In other words, Morrison not only chose not to assert the immorality of same-sex marriage, he also implied that it would be wrong for parliamentarians to articulate any position on the issue at all.

The shift from Santamaria’s confident universalism to Morrison’s shame-faced relativism is really quite remarkable — but it’s not difficult to understand. From the vantage point of 2015, Santamaria comes across not as a straight-talking champion of the silent majority, but as a complete weirdo — less moral compass than homophobic old creep.

In 1981, the US Republican strategist Lee Atwater gave a candid interview in which he explained his party’s “southern strategy”: that is, its attempt to win white voters from the Democrats in the former slave states via coded racial appeals. “You start out in 1954 by saying, ‘Nigger, nigger, nigger’.” he explained. “By 1968, you can’t say ‘nigger’ — that hurts you. Backfires.
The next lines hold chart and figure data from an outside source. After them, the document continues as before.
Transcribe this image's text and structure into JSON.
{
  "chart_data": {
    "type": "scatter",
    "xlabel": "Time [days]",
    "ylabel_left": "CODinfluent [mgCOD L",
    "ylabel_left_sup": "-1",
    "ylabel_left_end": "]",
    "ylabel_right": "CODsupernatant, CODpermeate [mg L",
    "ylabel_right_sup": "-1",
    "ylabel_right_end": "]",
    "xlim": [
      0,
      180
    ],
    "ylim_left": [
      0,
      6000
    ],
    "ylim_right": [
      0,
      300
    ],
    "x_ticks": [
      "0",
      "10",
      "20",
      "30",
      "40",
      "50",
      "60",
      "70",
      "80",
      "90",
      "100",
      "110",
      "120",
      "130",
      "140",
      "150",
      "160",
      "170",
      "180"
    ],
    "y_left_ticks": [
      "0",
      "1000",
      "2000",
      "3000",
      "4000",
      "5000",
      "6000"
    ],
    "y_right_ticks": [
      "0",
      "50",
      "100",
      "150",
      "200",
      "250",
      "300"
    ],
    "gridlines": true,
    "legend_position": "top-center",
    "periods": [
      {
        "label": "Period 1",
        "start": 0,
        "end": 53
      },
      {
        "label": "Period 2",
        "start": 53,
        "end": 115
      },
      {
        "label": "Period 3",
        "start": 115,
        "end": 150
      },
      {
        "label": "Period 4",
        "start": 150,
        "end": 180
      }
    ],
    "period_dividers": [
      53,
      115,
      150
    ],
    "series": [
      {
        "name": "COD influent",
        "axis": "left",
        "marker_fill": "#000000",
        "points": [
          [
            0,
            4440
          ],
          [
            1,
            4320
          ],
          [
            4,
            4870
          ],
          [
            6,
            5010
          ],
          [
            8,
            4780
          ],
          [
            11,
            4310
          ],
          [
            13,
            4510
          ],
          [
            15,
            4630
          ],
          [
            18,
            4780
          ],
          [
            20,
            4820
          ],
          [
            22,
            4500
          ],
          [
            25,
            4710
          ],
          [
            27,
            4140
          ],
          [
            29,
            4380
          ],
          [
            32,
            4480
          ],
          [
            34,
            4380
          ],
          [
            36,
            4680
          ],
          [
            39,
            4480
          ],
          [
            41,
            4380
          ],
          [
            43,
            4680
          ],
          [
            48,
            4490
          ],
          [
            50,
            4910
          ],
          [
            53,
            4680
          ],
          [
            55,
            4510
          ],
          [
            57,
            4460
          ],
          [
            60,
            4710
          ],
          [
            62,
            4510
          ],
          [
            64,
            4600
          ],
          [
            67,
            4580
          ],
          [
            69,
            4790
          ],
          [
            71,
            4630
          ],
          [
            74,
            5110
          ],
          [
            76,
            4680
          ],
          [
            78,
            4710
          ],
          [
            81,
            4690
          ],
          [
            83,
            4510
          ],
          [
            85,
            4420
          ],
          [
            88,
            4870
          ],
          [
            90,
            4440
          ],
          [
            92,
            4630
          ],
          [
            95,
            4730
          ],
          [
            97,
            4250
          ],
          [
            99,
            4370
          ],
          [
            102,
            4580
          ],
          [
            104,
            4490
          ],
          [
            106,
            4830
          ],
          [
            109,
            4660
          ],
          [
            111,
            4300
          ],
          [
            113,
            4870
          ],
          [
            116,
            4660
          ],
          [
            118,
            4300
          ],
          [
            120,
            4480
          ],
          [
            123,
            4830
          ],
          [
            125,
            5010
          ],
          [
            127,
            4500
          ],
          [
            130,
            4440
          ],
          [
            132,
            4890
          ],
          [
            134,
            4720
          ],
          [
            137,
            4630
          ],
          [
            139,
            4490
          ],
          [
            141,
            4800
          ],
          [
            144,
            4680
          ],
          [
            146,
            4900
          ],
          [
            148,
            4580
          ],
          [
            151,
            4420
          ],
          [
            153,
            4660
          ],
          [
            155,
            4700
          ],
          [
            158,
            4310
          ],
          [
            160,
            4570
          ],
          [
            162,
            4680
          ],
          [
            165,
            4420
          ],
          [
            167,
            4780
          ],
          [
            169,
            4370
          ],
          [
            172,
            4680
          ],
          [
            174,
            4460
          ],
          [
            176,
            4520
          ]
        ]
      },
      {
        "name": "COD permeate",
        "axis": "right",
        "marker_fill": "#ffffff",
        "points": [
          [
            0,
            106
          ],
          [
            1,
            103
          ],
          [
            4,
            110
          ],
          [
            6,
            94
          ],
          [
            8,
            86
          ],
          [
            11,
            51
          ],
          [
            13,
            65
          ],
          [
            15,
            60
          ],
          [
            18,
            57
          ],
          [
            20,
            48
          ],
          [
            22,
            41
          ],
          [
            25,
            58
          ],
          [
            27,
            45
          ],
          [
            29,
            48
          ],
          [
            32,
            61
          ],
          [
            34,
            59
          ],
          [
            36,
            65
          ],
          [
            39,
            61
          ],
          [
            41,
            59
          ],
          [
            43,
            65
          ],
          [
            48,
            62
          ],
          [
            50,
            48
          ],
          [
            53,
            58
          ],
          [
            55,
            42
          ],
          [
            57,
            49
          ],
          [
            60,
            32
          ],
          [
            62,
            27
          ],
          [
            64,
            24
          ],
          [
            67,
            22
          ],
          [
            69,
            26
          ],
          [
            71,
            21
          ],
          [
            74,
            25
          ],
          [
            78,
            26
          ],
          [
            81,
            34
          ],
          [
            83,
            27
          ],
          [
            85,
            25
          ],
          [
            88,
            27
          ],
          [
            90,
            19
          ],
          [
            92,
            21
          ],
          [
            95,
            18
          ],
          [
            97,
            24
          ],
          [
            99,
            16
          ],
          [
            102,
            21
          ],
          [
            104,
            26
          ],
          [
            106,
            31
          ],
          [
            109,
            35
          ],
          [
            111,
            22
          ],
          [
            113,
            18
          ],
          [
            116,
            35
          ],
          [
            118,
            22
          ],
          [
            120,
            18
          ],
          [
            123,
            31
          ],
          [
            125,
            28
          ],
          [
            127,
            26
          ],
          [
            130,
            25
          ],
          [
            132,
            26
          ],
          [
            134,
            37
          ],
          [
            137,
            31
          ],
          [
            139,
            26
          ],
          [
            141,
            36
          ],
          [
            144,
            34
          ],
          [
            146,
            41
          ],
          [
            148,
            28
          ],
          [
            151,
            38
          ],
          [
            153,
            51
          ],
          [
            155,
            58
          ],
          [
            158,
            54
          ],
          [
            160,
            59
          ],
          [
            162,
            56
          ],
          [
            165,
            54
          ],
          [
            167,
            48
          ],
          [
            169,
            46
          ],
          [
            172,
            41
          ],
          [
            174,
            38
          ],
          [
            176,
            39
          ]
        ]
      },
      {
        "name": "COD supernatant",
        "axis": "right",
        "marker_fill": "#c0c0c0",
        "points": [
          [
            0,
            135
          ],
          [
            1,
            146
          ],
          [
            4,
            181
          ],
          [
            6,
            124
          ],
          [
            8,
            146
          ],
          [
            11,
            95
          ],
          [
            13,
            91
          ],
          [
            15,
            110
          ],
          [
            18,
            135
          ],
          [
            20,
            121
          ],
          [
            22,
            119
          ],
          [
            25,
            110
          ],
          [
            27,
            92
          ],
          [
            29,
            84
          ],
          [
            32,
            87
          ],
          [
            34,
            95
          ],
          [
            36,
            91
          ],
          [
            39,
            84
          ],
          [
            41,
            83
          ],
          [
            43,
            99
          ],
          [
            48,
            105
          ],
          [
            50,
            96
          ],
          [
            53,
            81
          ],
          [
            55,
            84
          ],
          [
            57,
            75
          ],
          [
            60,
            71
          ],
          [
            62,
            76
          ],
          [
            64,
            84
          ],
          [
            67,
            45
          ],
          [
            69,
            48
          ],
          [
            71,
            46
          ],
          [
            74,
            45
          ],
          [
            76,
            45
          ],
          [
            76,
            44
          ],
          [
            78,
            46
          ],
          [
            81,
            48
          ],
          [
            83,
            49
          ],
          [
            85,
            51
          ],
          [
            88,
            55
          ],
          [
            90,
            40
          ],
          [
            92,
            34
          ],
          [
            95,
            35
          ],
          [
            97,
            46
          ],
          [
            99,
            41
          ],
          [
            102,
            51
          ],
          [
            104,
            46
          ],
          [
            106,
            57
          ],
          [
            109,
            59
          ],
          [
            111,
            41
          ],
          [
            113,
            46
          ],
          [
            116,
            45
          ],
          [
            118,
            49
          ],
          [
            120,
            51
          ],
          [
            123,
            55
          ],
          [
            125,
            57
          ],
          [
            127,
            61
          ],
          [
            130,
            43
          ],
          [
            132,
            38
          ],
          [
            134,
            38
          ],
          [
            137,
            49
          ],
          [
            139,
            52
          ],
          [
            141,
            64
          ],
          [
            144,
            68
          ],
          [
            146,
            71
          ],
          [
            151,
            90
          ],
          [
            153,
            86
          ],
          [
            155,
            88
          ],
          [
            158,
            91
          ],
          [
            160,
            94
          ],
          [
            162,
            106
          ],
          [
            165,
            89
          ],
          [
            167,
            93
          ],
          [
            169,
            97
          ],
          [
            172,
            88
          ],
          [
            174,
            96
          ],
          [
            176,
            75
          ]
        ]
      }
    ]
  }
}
So you say stuff like forced busing, states’ rights and all that stuff.”

Substitute “sodomite” for “nigger” and “religious freedom” for “states’ rights”, and you get some sense of where the Liberals are at, though not as the result of a conscious strategy so much as an ever more ragged attempt to navigate between the lingering homophobia of their activist base and the increasing sexual liberalism of the Australian population.

Yet the Point of View clip also demonstrates another key difference between politics today and politics 30 years ago.

Even from this segment, you get a sense of Santamaria’s political confidence, the sense of conviction that led him to take on the entire labour movement with his anti-communist crusade.

By contrast, the train wreck over same-sex marriage reveals the strange paralysis that’s gripped parliamentary politics, with both parties seemingly incapable of delivering even a seemingly inevitable and overwhelmingly popular reform. Abbott’s proposed plebiscite provides the most striking illustration — essentially, the Liberals want the public to resolve the Coalition’s intractable internal disputes — but Labor’s shenanigans over same-sex marriage since 2004 (when it voted with John Howard to define marriage as heterosexual) reflect a similar dynamic.

Santa might have been skin-crawlingly creepy, but he knew what he stood for and he was prepared to fight for it. And that now seems as anachronistic as his sexual politics.